We consider Parkinson's and Alzheimer's as similar diseases on the same spectrum--the ParkinZheimer spectrum. These two diseases overlap, resulting in irreversible cognitive, motor, and autonomic dysfunction. The spectrum includes the two most common members, Alzheimer's and Parkinson's Diseases, but also Amyotrophic Lateral Sclerosis (ALS), FrontoTemporal Dementia (FTD), Progressive Supranuclear Palsy (PSP), and Multiple System Atrophy (MSA). While originally described as distinct diseases, they now appear to have common elements underlying their causes, progression, and late-stage symptoms.
Both Alzheimer's and Parkinson's are now believed to result from the destruction of brain pathways caused by proliferation of prion-like particles composed of misfolded synuclein and tau proteins.

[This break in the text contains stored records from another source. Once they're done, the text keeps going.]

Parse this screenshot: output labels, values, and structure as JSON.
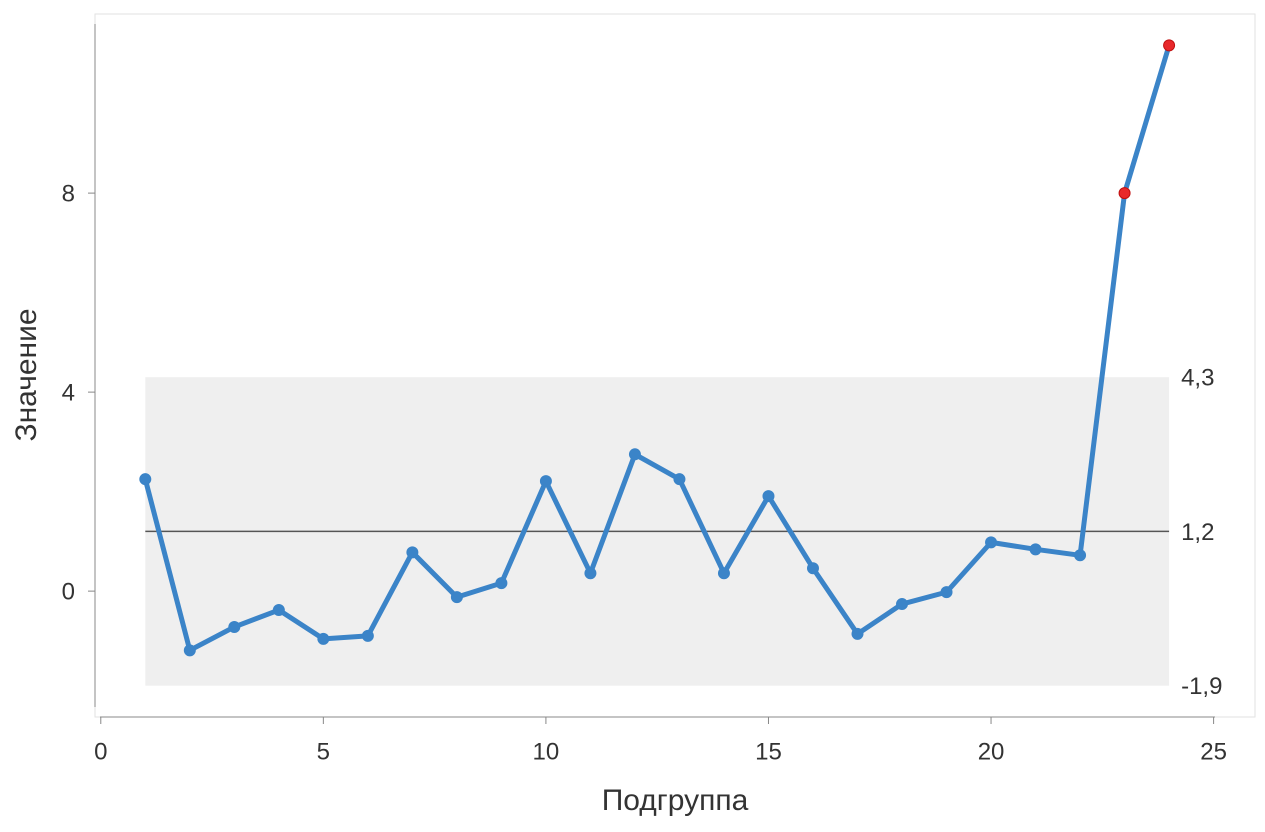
{
  "chart_data": {
    "type": "line",
    "x_label": "Подгруппа",
    "y_label": "Значение",
    "x": [
      1,
      2,
      3,
      4,
      5,
      6,
      7,
      8,
      9,
      10,
      11,
      12,
      13,
      14,
      15,
      16,
      17,
      18,
      19,
      20,
      21,
      22,
      23,
      24
    ],
    "series": [
      {
        "color": "#3b84c8",
        "values": [
          2.25,
          -1.19,
          -0.72,
          -0.38,
          -0.96,
          -0.9,
          0.78,
          -0.12,
          0.16,
          2.21,
          0.36,
          2.75,
          2.25,
          0.36,
          1.91,
          0.46,
          -0.86,
          -0.26,
          -0.02,
          0.98,
          0.84,
          0.72,
          8.0,
          10.97
        ]
      }
    ],
    "out_of_limit_color": "#e8282b",
    "ucl": {
      "value": 4.3,
      "label": "4,3"
    },
    "center": {
      "value": 1.2,
      "label": "1,2"
    },
    "lcl": {
      "value": -1.9,
      "label": "-1,9"
    },
    "band_color": "#efefef",
    "xlim": [
      -0.13,
      25.93
    ],
    "ylim": [
      -2.53,
      11.6
    ],
    "xticks": [
      0,
      5,
      10,
      15,
      20,
      25
    ],
    "yticks": [
      0,
      4,
      8
    ]
  }
}
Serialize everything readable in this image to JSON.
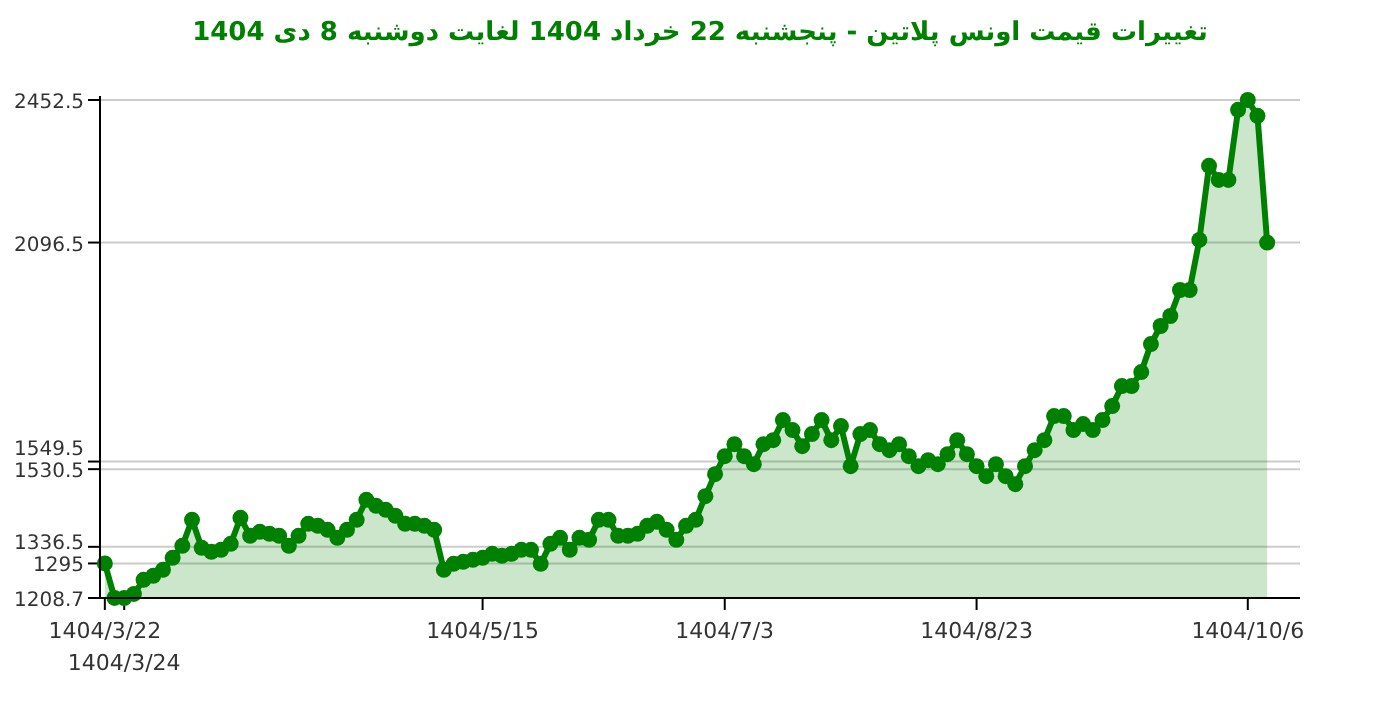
{
  "chart_data": {
    "type": "area",
    "title": "تغییرات قیمت اونس پلاتین - پنجشنبه  22 خرداد 1404 لغایت  دوشنبه  8 دی 1404",
    "categories": [
      "1404/3/22",
      null,
      "1404/3/24",
      null,
      null,
      null,
      null,
      null,
      null,
      null,
      null,
      null,
      null,
      null,
      null,
      null,
      null,
      null,
      null,
      null,
      null,
      null,
      null,
      null,
      null,
      null,
      null,
      null,
      null,
      null,
      null,
      null,
      null,
      null,
      null,
      null,
      null,
      null,
      null,
      "1404/5/15",
      null,
      null,
      null,
      null,
      null,
      null,
      null,
      null,
      null,
      null,
      null,
      null,
      null,
      null,
      null,
      null,
      null,
      null,
      null,
      null,
      null,
      null,
      null,
      null,
      "1404/7/3",
      null,
      null,
      null,
      null,
      null,
      null,
      null,
      null,
      null,
      null,
      null,
      null,
      null,
      null,
      null,
      null,
      null,
      null,
      null,
      null,
      null,
      null,
      null,
      null,
      null,
      "1404/8/23",
      null,
      null,
      null,
      null,
      null,
      null,
      null,
      null,
      null,
      null,
      null,
      null,
      null,
      null,
      null,
      null,
      null,
      null,
      null,
      null,
      null,
      null,
      null,
      null,
      null,
      null,
      null,
      "1404/10/6",
      null,
      null
    ],
    "series": [
      {
        "color": "#008000",
        "values": [
          1295,
          1209,
          1208.7,
          1219,
          1254,
          1264,
          1279,
          1309,
          1339,
          1404,
          1334,
          1324,
          1329,
          1344,
          1409,
          1364,
          1374,
          1369,
          1364,
          1339,
          1364,
          1394,
          1389,
          1379,
          1359,
          1379,
          1404,
          1454,
          1439,
          1429,
          1414,
          1394,
          1394,
          1389,
          1379,
          1279,
          1294,
          1299,
          1304,
          1309,
          1319,
          1314,
          1319,
          1329,
          1329,
          1294,
          1344,
          1359,
          1329,
          1359,
          1354,
          1404,
          1404,
          1364,
          1364,
          1369,
          1389,
          1399,
          1379,
          1354,
          1389,
          1404,
          1463,
          1518,
          1563,
          1593,
          1563,
          1543,
          1593,
          1603,
          1653,
          1628,
          1588,
          1618,
          1653,
          1603,
          1638,
          1538,
          1618,
          1628,
          1593,
          1578,
          1593,
          1563,
          1538,
          1553,
          1543,
          1568,
          1603,
          1568,
          1538,
          1513,
          1543,
          1513,
          1493,
          1538,
          1578,
          1603,
          1663,
          1663,
          1628,
          1643,
          1628,
          1653,
          1688,
          1738,
          1738,
          1773,
          1843,
          1888,
          1913,
          1978,
          1978,
          2103,
          2288,
          2253,
          2253,
          2428,
          2452.5,
          2413,
          2096.5
        ]
      }
    ],
    "ylim": [
      1208.7,
      2452.5
    ],
    "yticks": [
      1208.7,
      1295,
      1336.5,
      1530.5,
      1549.5,
      2096.5,
      2452.5
    ],
    "grid": "y",
    "marker": "circle"
  }
}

These prion-like particles are responsible for irreversible cell death that spreads from cell to cell through established connections. Almost all cases of Alzheimer's contain tau prions, but up to 40% may also contain synuclein prions. Conversely, almost all Parkinson's cases contain synuclein prions, but tau prions appear to be present in a significant percentage as well. While Parkinson's initially presents as a motor disease and Alzheimer's presents as a cognitive disease, these differences may blur as both diseases progress. At Amprion, we refer to these diseases under a common classification, the ParkinZheimer Spectrum.